I'm new to Apache Spark. I have a query regarding RDDs and transformations. I have a PairRDD with data loaded already. And now what I need, is: through a transformation (maptoPair), so that I can get another pairRDD, the tuple that meets a certain condition and also add additional information to the tuple (that's why a map and not a filter) . This condition is based on for each tuple (K, V) obtaining from another different rdd (also key-value), all tuples containing K, and all tuples containing V, and then obtaining the intersection. The code that I have raised so far is the following.

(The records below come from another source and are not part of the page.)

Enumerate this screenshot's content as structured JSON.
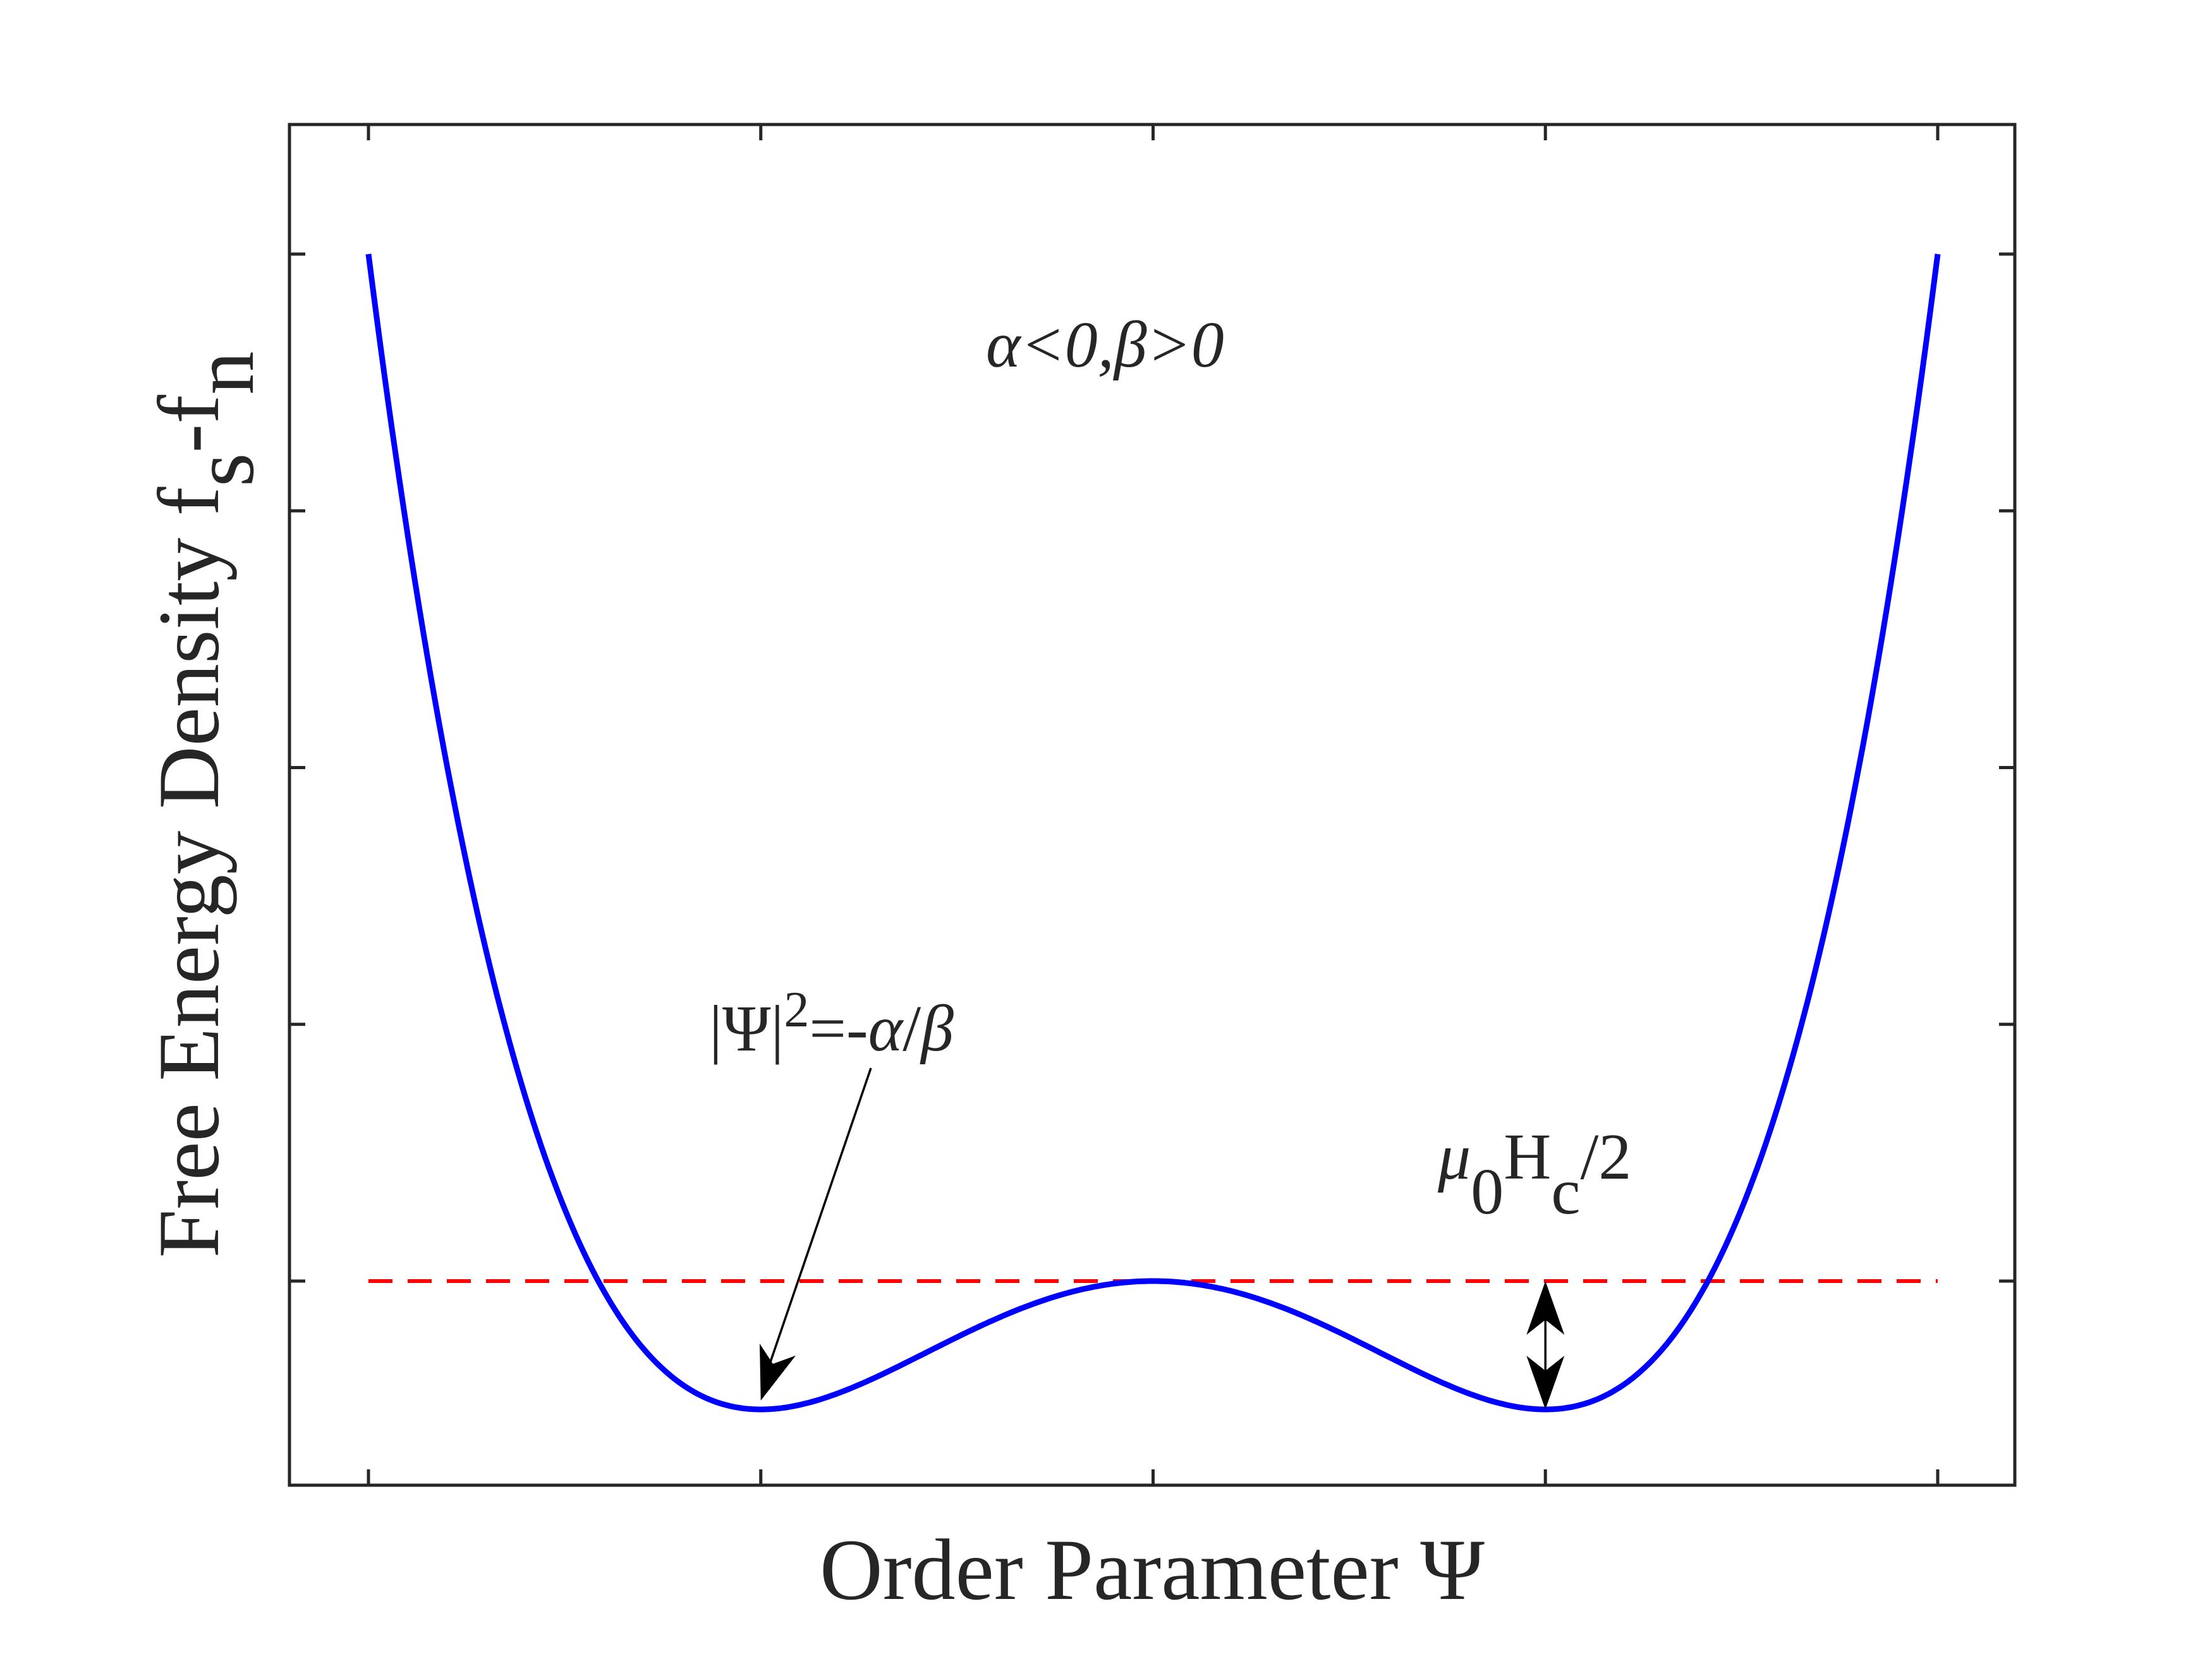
{
  "chart_data": {
    "type": "line",
    "title": "",
    "xlabel": "Order Parameter Ψ",
    "ylabel": {
      "main": "Free Energy Density f",
      "sub1": "s",
      "mid": "-f",
      "sub2": "n"
    },
    "xlim": [
      -2,
      2
    ],
    "ylim": [
      -0.8,
      4.6
    ],
    "grid": false,
    "legend": "none",
    "x_ticks": [
      -2,
      -1,
      0,
      1,
      2
    ],
    "y_ticks": [
      0,
      1,
      2,
      3,
      4
    ],
    "tick_labels_shown": false,
    "series": [
      {
        "style": "solid",
        "color": "#0000ff",
        "formula": "(x^2 - 1)^2 / 2 - 0.5",
        "x": [
          -2.0,
          -1.9,
          -1.8,
          -1.7,
          -1.6,
          -1.5,
          -1.4,
          -1.3,
          -1.2,
          -1.1,
          -1.0,
          -0.9,
          -0.8,
          -0.7,
          -0.6,
          -0.5,
          -0.4,
          -0.3,
          -0.2,
          -0.1,
          0.0,
          0.1,
          0.2,
          0.3,
          0.4,
          0.5,
          0.6,
          0.7,
          0.8,
          0.9,
          1.0,
          1.1,
          1.2,
          1.3,
          1.4,
          1.5,
          1.6,
          1.7,
          1.8,
          1.9,
          2.0
        ],
        "y": [
          4.0,
          3.1,
          2.34,
          1.7,
          1.19,
          0.78,
          0.47,
          0.24,
          0.09,
          0.02,
          -0.5,
          -0.48,
          -0.44,
          -0.37,
          -0.29,
          -0.22,
          -0.15,
          -0.09,
          -0.04,
          -0.01,
          0.0,
          -0.01,
          -0.04,
          -0.09,
          -0.15,
          -0.22,
          -0.29,
          -0.37,
          -0.44,
          -0.48,
          -0.5,
          0.02,
          0.09,
          0.24,
          0.47,
          0.78,
          1.19,
          1.7,
          2.34,
          3.1,
          4.0
        ]
      },
      {
        "style": "dashed",
        "color": "#ff0000",
        "x": [
          -2,
          2
        ],
        "y": [
          0,
          0
        ]
      }
    ],
    "annotations": [
      {
        "id": "condition",
        "text": "α<0,β>0"
      },
      {
        "id": "minimum",
        "text": "|Ψ|²=-α/β",
        "pieces": [
          "|Ψ|",
          "2",
          "=-",
          "α",
          "/",
          "β"
        ],
        "arrow_to": [
          -1,
          -0.5
        ]
      },
      {
        "id": "condensation",
        "text": "μ₀H_c/2",
        "pieces": [
          "μ",
          "0",
          "H",
          "c",
          "/2"
        ],
        "arrow_between": [
          [
            1,
            0
          ],
          [
            1,
            -0.5
          ]
        ]
      }
    ],
    "colors": {
      "curve": "#0000ff",
      "reference": "#ff0000",
      "axes": "#262626",
      "arrows": "#000000"
    }
  }
}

JavaPairRDD<Long,Long> originalRDD = .... //se carga de un dataset
JavaPairRDD<Long,Long> otro = ......; //de aca saco las tuplas
JavaPairRDD<Tuple2<Long, Long>, Long> result = otro
.mapToPair(tupla-> {
JavaRDD<Long> aux1;
JavaRDD<Long> aux2;
aux1 = originalRDD.filter(T -> T._1.equals(tupla._1)).values().flatMap(f -> f);
aux2 = originalRDD.filter(T -> T._2.equals(tupla._2)).values().flatMap(f -> f);
JavaPairRDD<Long,Long> auxfinal = aux1.intersect(aux2);
//aca vendria el codigo que resta que agrega la infoadicional a la tupla (no es relevante al caso este codigo)
//devolver la info al RESULT
});
If I program it in this way, the executors that take this lambda function inform the Driver that new Tasks must be created referring to the intersects and the filters ?? or the same executor would be responsible for doing EVERYTHING? (losing total degree of parallelism at Job level) Since in no bibliography I have found a case like this to know what happens when nesting transformations (nesting). Thank you very much in advance!